Billing five times more than with regular restaurants and even better with fifty percent cheaper operating costs. You can have more than one brand. Three different brands producing within the same kitchen and selling through delivery apps like iFood and Uber Eats. Any type of delivery pizzeria, hamburger, Mexican food, Japanese food, hot dogs, potatoes and more.

An example in Mexico City

IT Burger, in Mexico City, became famous without anyone knowing where it was. It turns out that IT Burger, since it was born in 2018 and until a few months ago, was a “ghost kitchen”, and it was only found in meal delivery apps, like Uber Eats.

Today, IT Burger has more than one such establishment and has already opened its first physical restaurant, with tables and chairs, like the traditional ones.
“Starting out as a phantom kitchen helped us a lot to become famous. It was a new concept and drew a lot of attention. We were the ‘ghost burgers’ burger joint,” tells BBC Mundo – the BBC’s Spanish service – Vicente Cruz, the young businessman Mexican who opened the business with other friends.

A dark kitchen worker on a stove.
A dark kitchen worker on a stove.

 

Some companies emerged to give automation and scale to the delivery operation.

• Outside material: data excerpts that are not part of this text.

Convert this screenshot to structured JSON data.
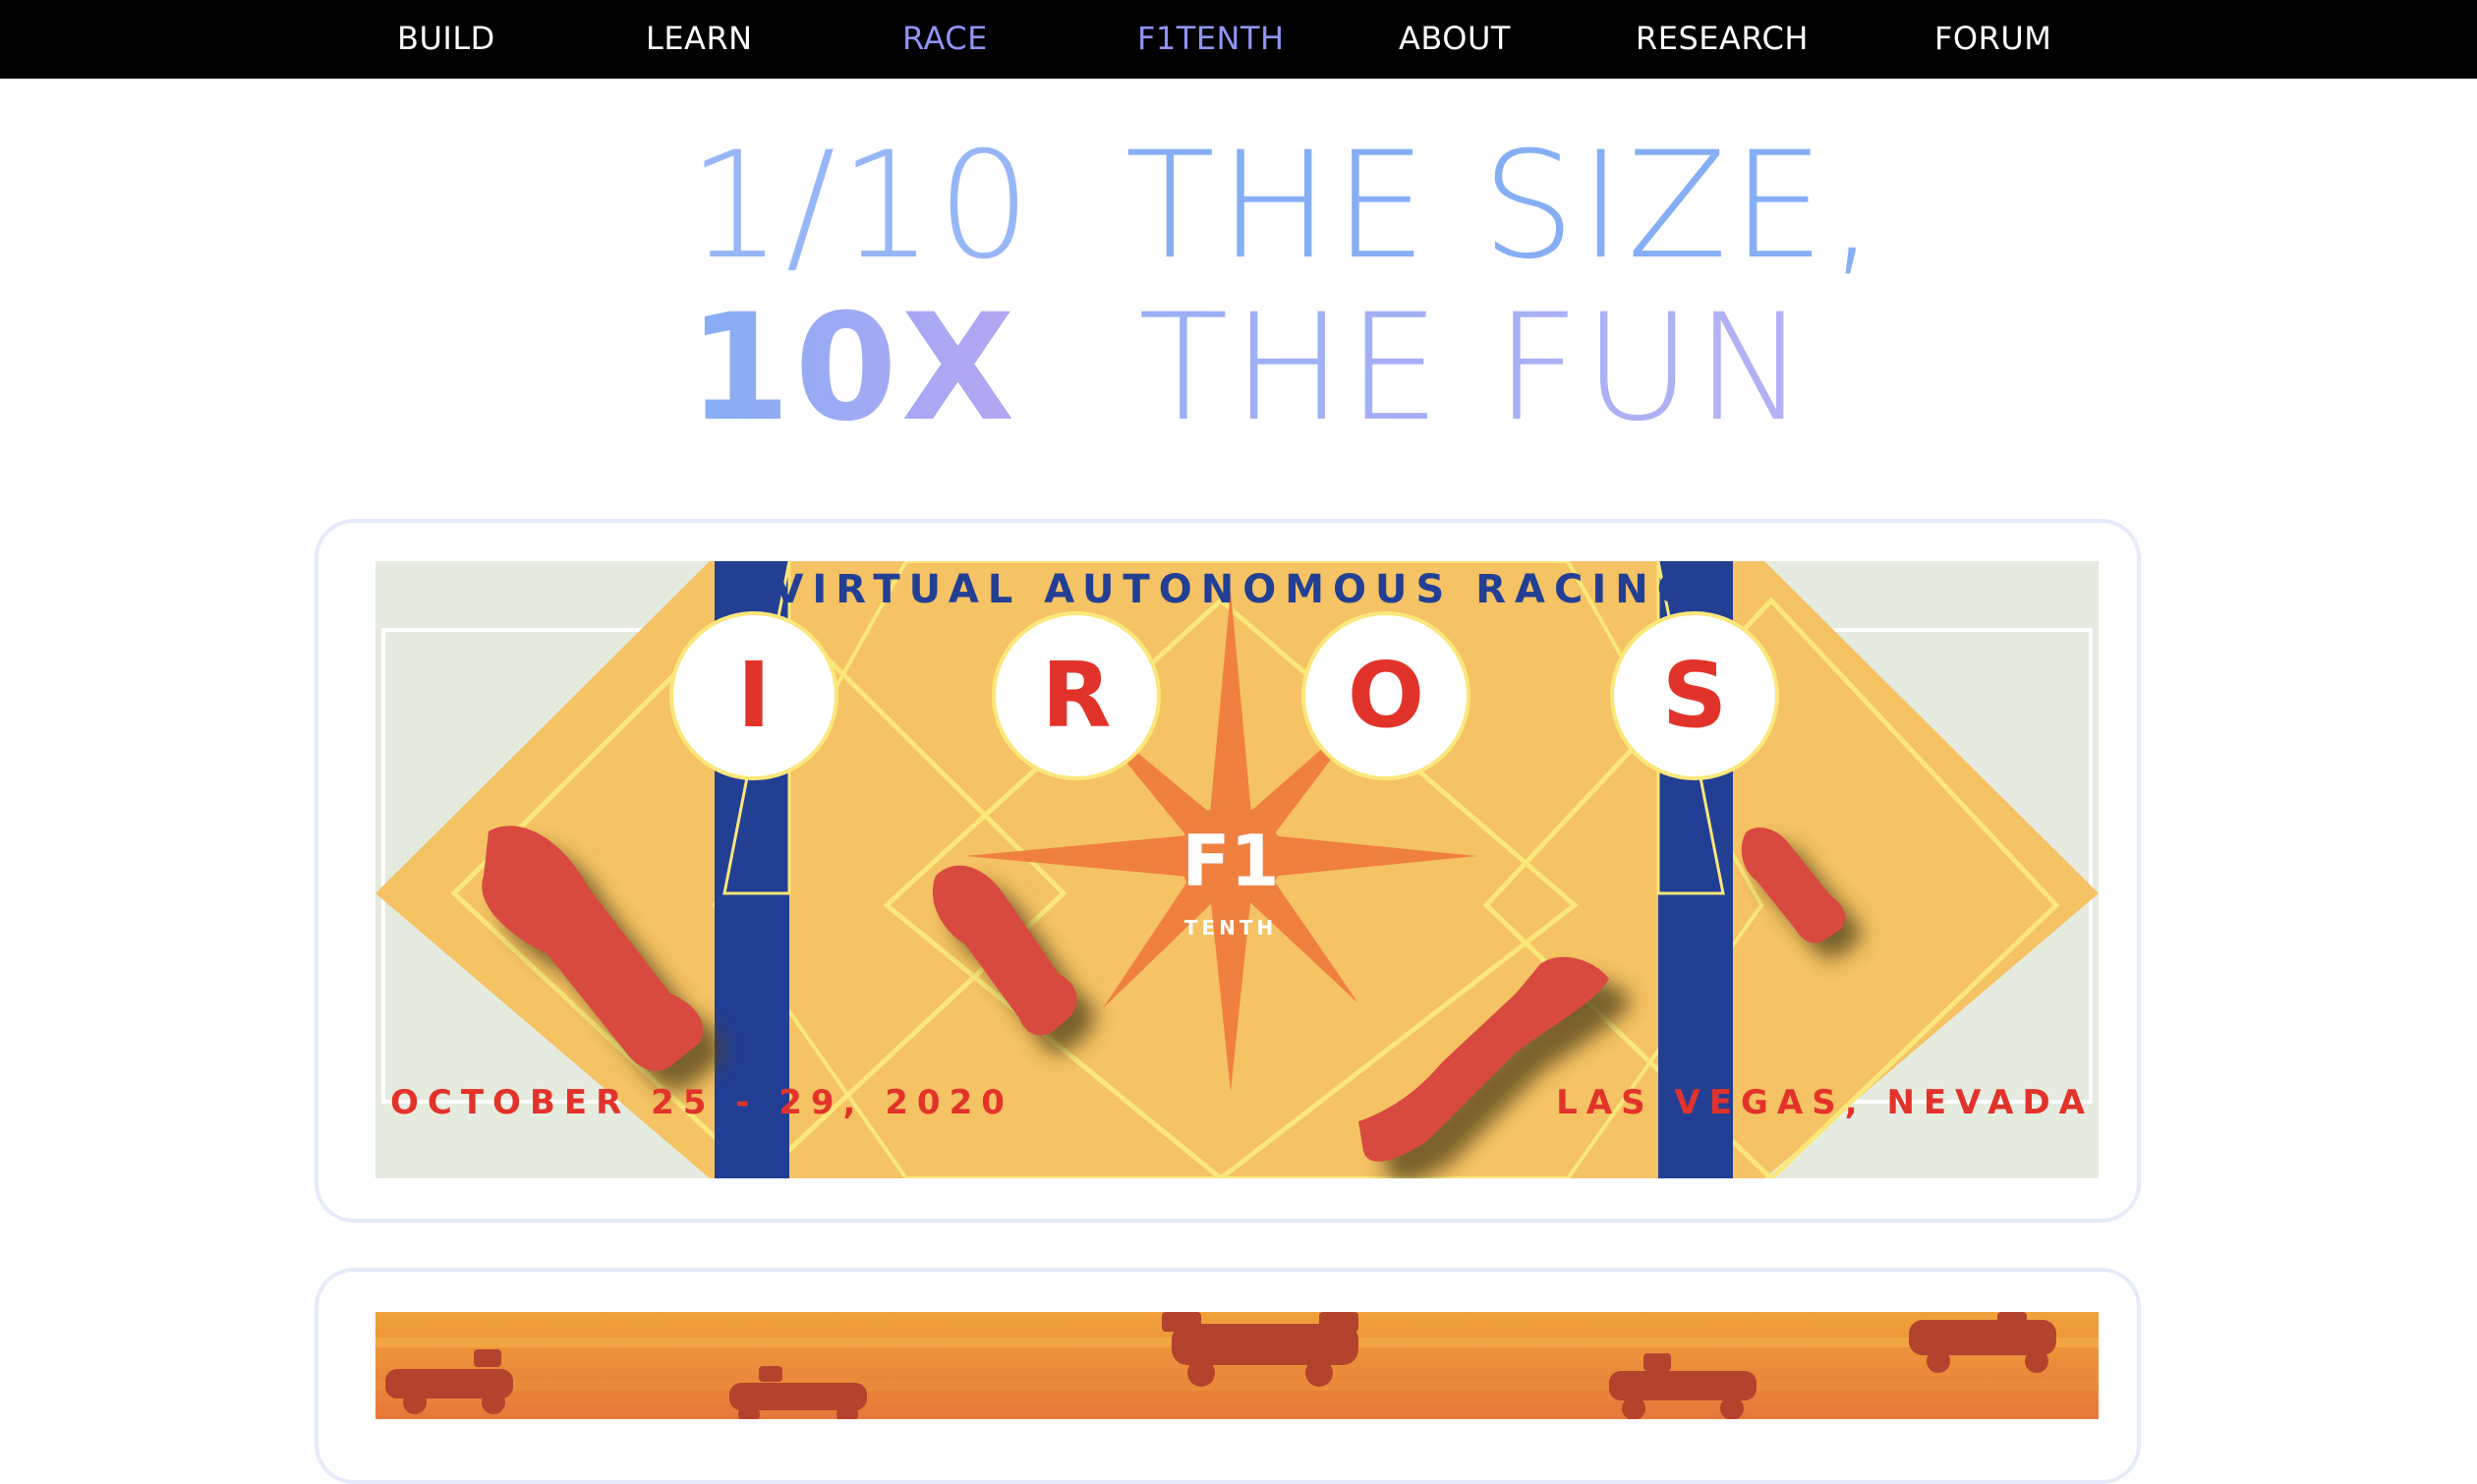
{
  "nav": {
    "items": [
      {
        "label": "BUILD",
        "active": false
      },
      {
        "label": "LEARN",
        "active": false
      },
      {
        "label": "RACE",
        "active": true
      },
      {
        "label": "F1TENTH",
        "active": true
      },
      {
        "label": "ABOUT",
        "active": false
      },
      {
        "label": "RESEARCH",
        "active": false
      },
      {
        "label": "FORUM",
        "active": false
      }
    ]
  },
  "hero": {
    "line1_fraction": "1/10",
    "line1_rest": "THE SIZE,",
    "line2_strong": "10X",
    "line2_rest": "THE FUN"
  },
  "iros_banner": {
    "title": "VIRTUAL AUTONOMOUS RACING",
    "letters": [
      "I",
      "R",
      "O",
      "S"
    ],
    "logo_main": "F1",
    "logo_sub": "TENTH",
    "date": "OCTOBER 25 - 29, 2020",
    "location": "LAS VEGAS, NEVADA"
  },
  "colors": {
    "nav_bg": "#000000",
    "nav_text": "#ffffff",
    "nav_active": "#8f95f3",
    "hero_blue": "#86aef5",
    "hero_lavender": "#b3b2f4",
    "banner_yellow": "#f5c264",
    "banner_blue": "#223f94",
    "banner_red": "#e2332b",
    "banner_orange": "#ef8040",
    "banner_grass": "#e6ebdf"
  }
}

Like, Mimic that emerged in early 2019 in response to restaurants’ needs for delivery applications but that found costs to keep a regular restaurant way to expensive.

Mimic, the company, provides the kitchen infrastructure where the food is prepared, and determines the production process and trains kitchen staff.  The startup runs a kitchen in the Brazilian neighborhood of Pinheiros, São Paulo focused on preparing burgers and by the first quarter of 2020, it will open three separate locales: a café, a pizzeria, and a pasta joint.

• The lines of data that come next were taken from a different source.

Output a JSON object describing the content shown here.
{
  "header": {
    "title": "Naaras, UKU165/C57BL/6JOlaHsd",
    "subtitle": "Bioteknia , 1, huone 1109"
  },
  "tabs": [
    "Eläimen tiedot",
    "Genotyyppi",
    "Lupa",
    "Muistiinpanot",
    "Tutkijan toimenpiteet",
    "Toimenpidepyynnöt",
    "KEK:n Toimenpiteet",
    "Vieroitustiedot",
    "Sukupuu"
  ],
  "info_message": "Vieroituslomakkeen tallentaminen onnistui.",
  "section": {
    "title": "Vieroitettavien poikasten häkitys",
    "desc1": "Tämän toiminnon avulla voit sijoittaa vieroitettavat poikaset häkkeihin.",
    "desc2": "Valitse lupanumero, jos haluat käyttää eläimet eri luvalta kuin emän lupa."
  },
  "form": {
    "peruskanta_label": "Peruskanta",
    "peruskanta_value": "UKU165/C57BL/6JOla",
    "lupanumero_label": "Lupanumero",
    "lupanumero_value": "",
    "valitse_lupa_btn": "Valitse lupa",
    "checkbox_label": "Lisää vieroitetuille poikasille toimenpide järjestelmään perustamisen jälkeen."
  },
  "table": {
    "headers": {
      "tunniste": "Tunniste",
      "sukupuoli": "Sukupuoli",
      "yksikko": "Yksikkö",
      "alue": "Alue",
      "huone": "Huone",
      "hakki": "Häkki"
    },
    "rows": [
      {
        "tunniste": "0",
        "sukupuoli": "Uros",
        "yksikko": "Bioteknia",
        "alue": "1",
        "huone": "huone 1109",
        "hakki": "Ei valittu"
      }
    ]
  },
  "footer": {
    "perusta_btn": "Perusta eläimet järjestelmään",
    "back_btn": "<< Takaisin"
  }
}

Other companies investing in the model

A company based in Wilmingtion, Delaware, registered with the Brazilian subsidiary of CloudKitchens, and also plans to work with Uber and Uber Eats.

CloudKitchens, a shared kitchen startup founded in 2015 with Uber co-founder Travis Kalanick among its investors, will land in Brazil in the first half of 2020, after receiving a $400 million grant from the Saudi Arabian sovereign wealth fund earlier this year, and is using money to buy several properties in the US, China, the United Kingdom and in India-–and now, apparently, also in Brazil.

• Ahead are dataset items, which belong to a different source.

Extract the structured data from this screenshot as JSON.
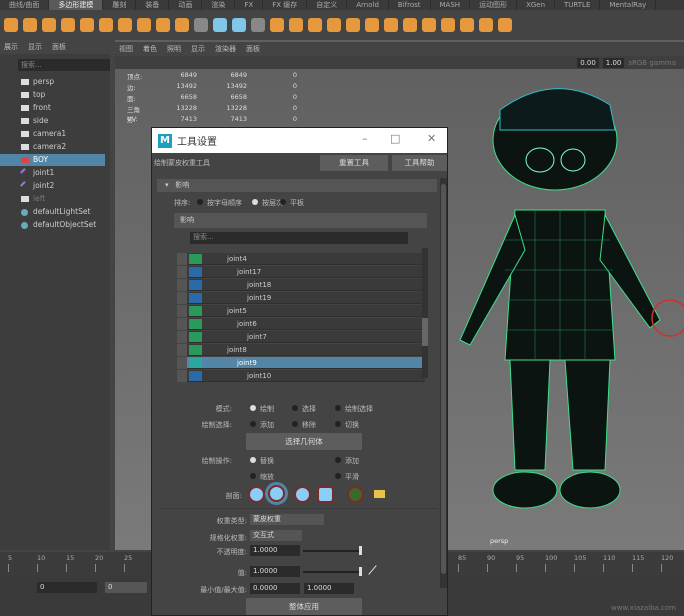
{
  "shelf_tabs": [
    "曲线/曲面",
    "多边形建模",
    "雕刻",
    "装备",
    "动画",
    "渲染",
    "FX",
    "FX 缓存",
    "自定义",
    "Arnold",
    "Bifrost",
    "MASH",
    "运动图形",
    "XGen",
    "TURTLE",
    "MentalRay"
  ],
  "shelf_active": 1,
  "outliner": {
    "menu": [
      "展示",
      "显示",
      "面板"
    ],
    "search_placeholder": "搜索...",
    "items": [
      {
        "label": "persp",
        "icon": "camera-icon"
      },
      {
        "label": "top",
        "icon": "camera-icon"
      },
      {
        "label": "front",
        "icon": "camera-icon"
      },
      {
        "label": "side",
        "icon": "camera-icon"
      },
      {
        "label": "camera1",
        "icon": "camera-icon"
      },
      {
        "label": "camera2",
        "icon": "camera-icon"
      },
      {
        "label": "BOY",
        "icon": "mesh-icon",
        "selected": true
      },
      {
        "label": "joint1",
        "icon": "joint-icon"
      },
      {
        "label": "joint2",
        "icon": "joint-icon"
      },
      {
        "label": "left",
        "icon": "camera-icon"
      },
      {
        "label": "defaultLightSet",
        "icon": "set-icon"
      },
      {
        "label": "defaultObjectSet",
        "icon": "set-icon"
      }
    ]
  },
  "viewport": {
    "menu": [
      "视图",
      "着色",
      "照明",
      "显示",
      "渲染器",
      "面板"
    ],
    "exposure": "0.00",
    "gamma": "1.00",
    "color_space": "sRGB gamma",
    "camera_label": "persp",
    "hud": [
      {
        "label": "顶点:",
        "a": "6849",
        "b": "6849",
        "c": "0"
      },
      {
        "label": "边:",
        "a": "13492",
        "b": "13492",
        "c": "0"
      },
      {
        "label": "面:",
        "a": "6658",
        "b": "6658",
        "c": "0"
      },
      {
        "label": "三角形:",
        "a": "13228",
        "b": "13228",
        "c": "0"
      },
      {
        "label": "UV:",
        "a": "7413",
        "b": "7413",
        "c": "0"
      }
    ]
  },
  "dialog": {
    "title": "工具设置",
    "tool_name": "绘制蒙皮权重工具",
    "reset_button": "重置工具",
    "help_button": "工具帮助",
    "section": "影响",
    "sort_label": "排序:",
    "sort_options": [
      "按字母顺序",
      "按层次",
      "平板"
    ],
    "sort_selected": 1,
    "influence_header": "影响",
    "search_placeholder": "搜索...",
    "joints": [
      {
        "label": "joint4",
        "indent": 1,
        "color": "#2a9a5a"
      },
      {
        "label": "joint17",
        "indent": 2,
        "color": "#2a6aa8"
      },
      {
        "label": "joint18",
        "indent": 3,
        "color": "#2a6aa8"
      },
      {
        "label": "joint19",
        "indent": 3,
        "color": "#2a6aa8"
      },
      {
        "label": "joint5",
        "indent": 1,
        "color": "#2a9a5a"
      },
      {
        "label": "joint6",
        "indent": 2,
        "color": "#2a9a5a"
      },
      {
        "label": "joint7",
        "indent": 3,
        "color": "#2a9a5a"
      },
      {
        "label": "joint8",
        "indent": 1,
        "color": "#2a9a5a"
      },
      {
        "label": "joint9",
        "indent": 2,
        "color": "#2aa8a0",
        "selected": true
      },
      {
        "label": "joint10",
        "indent": 3,
        "color": "#2a6aa8"
      }
    ],
    "mode_label": "模式:",
    "mode_options": [
      "绘制",
      "选择",
      "绘制选择"
    ],
    "paint_select_label": "绘制选择:",
    "paint_select_options": [
      "添加",
      "移除",
      "切换"
    ],
    "select_geometry_button": "选择几何体",
    "paint_op_label": "绘制操作:",
    "paint_op_options": [
      "替换",
      "添加",
      "缩放",
      "平滑"
    ],
    "profile_label": "剖面:",
    "weight_type_label": "权重类型:",
    "weight_type_value": "蒙皮权重",
    "normalize_label": "规格化权重:",
    "normalize_value": "交互式",
    "opacity_label": "不透明度:",
    "opacity_value": "1.0000",
    "opacity_fraction": 1.0,
    "value_label": "值:",
    "value_value": "1.0000",
    "value_fraction": 1.0,
    "minmax_label": "最小值/最大值:",
    "min_value": "0.0000",
    "max_value": "1.0000",
    "flood_button": "整体应用"
  },
  "timeline": {
    "ticks_left": [
      "5",
      "10",
      "15",
      "20",
      "25"
    ],
    "ticks_right": [
      "85",
      "90",
      "95",
      "100",
      "105",
      "110",
      "115",
      "120"
    ],
    "field1": "0",
    "field2": "0"
  },
  "watermark": "www.xiazaiba.com"
}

The so-called cloud, ghost or dark kitchens are multiplying rapidly in Latin America. They are behind the scenes of the virtual restaurants, set up just to serve customers who order via apps.

The Outsourced dark kitchen, which would be similar to an old concept that allows a restaurant to outsource almost any process. The final seller is only minimally involved in the cooking process, investing all of its efforts in a flawless, differentiating final product that is sure to delight.

 

Daniel Martins Dark Kitchen in Natal, Brasil.
Daniel Martins Dark Kitchen in Natal, Brasil.

Evolution of the dark kitchen business model has already created categories

The “traditional” dark kitchen would be when one brand owns or rents a single kitchen location without offering a dining room, and generally focus on a single type of cuisine and rely on delivery channels or employees to handle orders and deliveries.

Now, the Multi-brand dark kitchen works with each separate brand/cuisine type has its own unique identity from a marketing perspective and uses data insights to supply the most popular meals based on local demand for each different type of cuisine, but is owned by one parent company.

Aggregator-owned dark kitchens offer empty kitchen space and minimal infrastructure that restaurant businesses can rent. These businesses benefit from the delivery aggregator’s fleet and online ordering and menu creation platform.

And another model, is the Outsourced dark kitchen, which would be similar to an old concept that allows a restaurant to outsource almost any – or every – process, except the finishing touches. This is done in partnership with another business that specializes in food preparation as well as order processing and delivery. The final seller is only minimally involved in the cooking process, investing all of its efforts in a flawless, differentiating final product that is sure to delight.